If music be the food of love

Sorry, but Shakespeare was wrong. As everyone knows, chocolate is the food of love. But it can be matched with music.

For instance, last night's Co-op ad featured Belgian chocolate with the guitar music played by Johnny Depp in the film Chocolat. Subtle!

P.S. Watch the Cadbury's gorilla ad spoof.

1 comment:

Clive Luck said...

Dear Jackie

As a great admirer of Shalespeare's work i could not resist posting a comment here. Shakespeare did not state that music was the food of love but that
'If music be the food of love, play on;
Give me excess of it, that, surfeiting,
The appetite may sicken, and so die.
That strain again! it had a dying fall:
O, it came o'er my ear like the sweet sound,
That breathes upon a bank of violets,
Stealing and giving odour! Enough; no more:
'Tis not so sweet now as it was before.
O spirit of love! how quick and fresh art thou,
That, notwithstanding thy capacity
Receiveth as the sea, nought enters there,
Of what validity and pitch soe'er,
But falls into abatement and low price,
Even in a minute: so full of shapes is fancy
That it alone is high fantastical.'

Meaning: Orsino is asking for more music because he is frustrated in his courtship of Countess Olivia. He muses that an excess of music might cure his obsession with love, in the way that eating too much remove's one's appetite for food.

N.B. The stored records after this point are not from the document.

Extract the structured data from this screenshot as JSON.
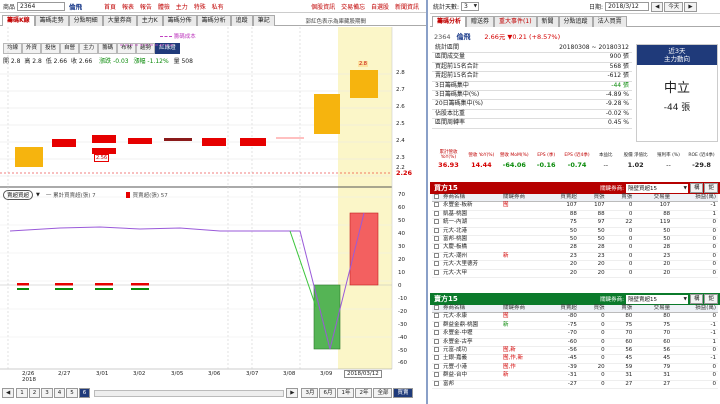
{
  "left": {
    "stock_label": "商品",
    "stock_code": "2364",
    "stock_name": "倫飛",
    "top_links": [
      "首頁",
      "報表",
      "報告",
      "體檢",
      "主力",
      "特殊",
      "私有"
    ],
    "right_links": [
      "個股資訊",
      "交易備忘",
      "自選股",
      "新聞資訊"
    ],
    "tabs": [
      "籌碼K線",
      "籌碼走勢",
      "分點明細",
      "大量券商",
      "主力K",
      "籌碼分佈",
      "籌碼分析",
      "追蹤",
      "筆記"
    ],
    "tab_note": "郭紅色表示為庫藏股期間",
    "indicator_toolbar": [
      "均線",
      "外資",
      "投信",
      "自營",
      "主力",
      "籌碼",
      "布林",
      "趨勢",
      "紅綠燈"
    ],
    "selected_indicator": "紅綠燈",
    "avg_cost_legend": "籌碼成本",
    "ohlc": {
      "open": "開 2.8",
      "high": "高 2.8",
      "low": "低 2.66",
      "close": "收 2.66"
    },
    "change_label": "漲跌 -0.03",
    "pct_label": "漲幅 -1.12%",
    "vol_label": "量 508",
    "price_ticks": [
      "2.8",
      "2.7",
      "2.6",
      "2.5",
      "2.4",
      "2.3",
      "2.2"
    ],
    "current_price_tag": "2.26",
    "bar_value_label_1": "2.8",
    "bar_value_label_2": "2.56",
    "lower_select": "賣超買超",
    "lower_legend_a": "一 累計買賣超(張) 7",
    "lower_legend_b": "買賣超(張) 57",
    "lower_ticks": [
      "70",
      "60",
      "50",
      "40",
      "30",
      "20",
      "10",
      "0",
      "-10",
      "-20",
      "-30",
      "-40",
      "-50",
      "-60"
    ],
    "dates": [
      "2/26",
      "2/27",
      "3/01",
      "3/02",
      "3/05",
      "3/06",
      "3/07",
      "3/08",
      "3/09",
      "3/12"
    ],
    "year_label": "2018",
    "highlight_date": "2018/03/12",
    "pager": [
      "1",
      "2",
      "3",
      "4",
      "5",
      "6"
    ],
    "pager_selected": "6",
    "range_buttons": [
      "3月",
      "6月",
      "1年",
      "2年",
      "全部"
    ],
    "range_selected": "買賣"
  },
  "right": {
    "stat_days_label": "統計天數:",
    "stat_days_value": "3",
    "date_label": "日期:",
    "date_value": "2018/3/12",
    "today_button": "今天",
    "tabs": [
      "籌碼分析",
      "贈送券",
      "重大事件(1)",
      "新聞",
      "分點追蹤",
      "法人買賣"
    ],
    "code": "2364",
    "name": "倫飛",
    "price_line": "2.66元 ▼0.21 (+8.57%)",
    "summary": [
      {
        "label": "統計區間",
        "value": "20180308 ~ 20180312"
      },
      {
        "label": "區間成交量",
        "value": "900 張"
      },
      {
        "label": "買超前15名合計",
        "value": "568 張"
      },
      {
        "label": "賣超前15名合計",
        "value": "-612 張"
      },
      {
        "label": "3日籌碼集中",
        "value": "-44 張",
        "color": "green"
      },
      {
        "label": "3日籌碼集中(%)",
        "value": "-4.89 %"
      },
      {
        "label": "20日籌碼集中(%)",
        "value": "-9.28 %"
      },
      {
        "label": "佔股本比重",
        "value": "-0.02 %"
      },
      {
        "label": "區間周轉率",
        "value": "0.45 %"
      }
    ],
    "side_box_title1": "近3天",
    "side_box_title2": "主力動向",
    "side_box_value": "中立",
    "side_box_shares": "-44 張",
    "metrics_headers": [
      "累計營收 YoY(%)",
      "營收 YoY(%)",
      "營收 MoM(%)",
      "EPS (季)",
      "EPS (近4季)",
      "本益比",
      "股價 淨值比",
      "殖利率 (%)",
      "ROE (近4季)"
    ],
    "metrics_values": [
      "36.93",
      "14.44",
      "-64.06",
      "-0.16",
      "-0.74",
      "--",
      "1.02",
      "--",
      "-29.8"
    ],
    "buy_title": "買方15",
    "buy_filter_label": "關鍵券商:",
    "buy_filter_value": "隔壁買超15",
    "sell_title": "賣方15",
    "sell_filter_label": "關鍵券商:",
    "sell_filter_value": "隔壁賣超15",
    "button_a": "構",
    "button_b": "鉅",
    "table_headers": [
      "券商名稱",
      "關鍵券商",
      "買賣超",
      "買張",
      "賣張",
      "交易量",
      "損益(萬)"
    ],
    "buy_rows": [
      {
        "name": "永豐金-板新",
        "key": "囿",
        "net": "107",
        "buy": "107",
        "sell": "0",
        "vol": "107",
        "pnl": "-1"
      },
      {
        "name": "凱基-桃園",
        "key": "",
        "net": "88",
        "buy": "88",
        "sell": "0",
        "vol": "88",
        "pnl": "1"
      },
      {
        "name": "統一-內湖",
        "key": "",
        "net": "75",
        "buy": "97",
        "sell": "22",
        "vol": "119",
        "pnl": "0"
      },
      {
        "name": "元大-北港",
        "key": "",
        "net": "50",
        "buy": "50",
        "sell": "0",
        "vol": "50",
        "pnl": "0"
      },
      {
        "name": "富邦-桃園",
        "key": "",
        "net": "50",
        "buy": "50",
        "sell": "0",
        "vol": "50",
        "pnl": "0"
      },
      {
        "name": "大慶-板橋",
        "key": "",
        "net": "28",
        "buy": "28",
        "sell": "0",
        "vol": "28",
        "pnl": "0"
      },
      {
        "name": "元大-潮州",
        "key": "新",
        "net": "23",
        "buy": "23",
        "sell": "0",
        "vol": "23",
        "pnl": "0"
      },
      {
        "name": "元大-大里德芳",
        "key": "",
        "net": "20",
        "buy": "20",
        "sell": "0",
        "vol": "20",
        "pnl": "0"
      },
      {
        "name": "元大-大甲",
        "key": "",
        "net": "20",
        "buy": "20",
        "sell": "0",
        "vol": "20",
        "pnl": "0"
      }
    ],
    "sell_rows": [
      {
        "name": "元大-永康",
        "key": "囿",
        "net": "-80",
        "buy": "0",
        "sell": "80",
        "vol": "80",
        "pnl": "0"
      },
      {
        "name": "群益金鼎-桃園",
        "key": "新",
        "net": "-75",
        "buy": "0",
        "sell": "75",
        "vol": "75",
        "pnl": "-1"
      },
      {
        "name": "永豐金-中壢",
        "key": "",
        "net": "-70",
        "buy": "0",
        "sell": "70",
        "vol": "70",
        "pnl": "-1"
      },
      {
        "name": "永豐金-古亭",
        "key": "",
        "net": "-60",
        "buy": "0",
        "sell": "60",
        "vol": "60",
        "pnl": "1"
      },
      {
        "name": "元富-成功",
        "key": "囿,新",
        "net": "-56",
        "buy": "0",
        "sell": "56",
        "vol": "56",
        "pnl": "0"
      },
      {
        "name": "土銀-嘉義",
        "key": "囿,作,新",
        "net": "-45",
        "buy": "0",
        "sell": "45",
        "vol": "45",
        "pnl": "-1"
      },
      {
        "name": "元豐-小港",
        "key": "囿,作",
        "net": "-39",
        "buy": "20",
        "sell": "59",
        "vol": "79",
        "pnl": "0"
      },
      {
        "name": "群益-台中",
        "key": "新",
        "net": "-31",
        "buy": "0",
        "sell": "31",
        "vol": "31",
        "pnl": "0"
      },
      {
        "name": "富邦",
        "key": "",
        "net": "-27",
        "buy": "0",
        "sell": "27",
        "vol": "27",
        "pnl": "0"
      }
    ]
  },
  "colors": {
    "up": "#e60000",
    "down": "#009a00",
    "accent": "#1f3a7a",
    "gold": "#f6b40e"
  }
}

However, music plays an important part in Shakespeare's plays and is often used to carry the plot. It's reasonable to surmise that he did believe it to be 'the food of love'.

That aside though, although the history of Chocolate can be dated back to 1500BC, at a time where the Olmec Indians are believed to be the first to grow cocoa beans as a domestic crop, eating solid chocolate was introduced in the form of chocolate rolls and cakes, served in chocolate emporiums, in the year 1674.
As Shakespeare died on April 23rd 1616, he was not lucky enough to have experienced this.
We can only hope that he believed chocolate to be the drink of love.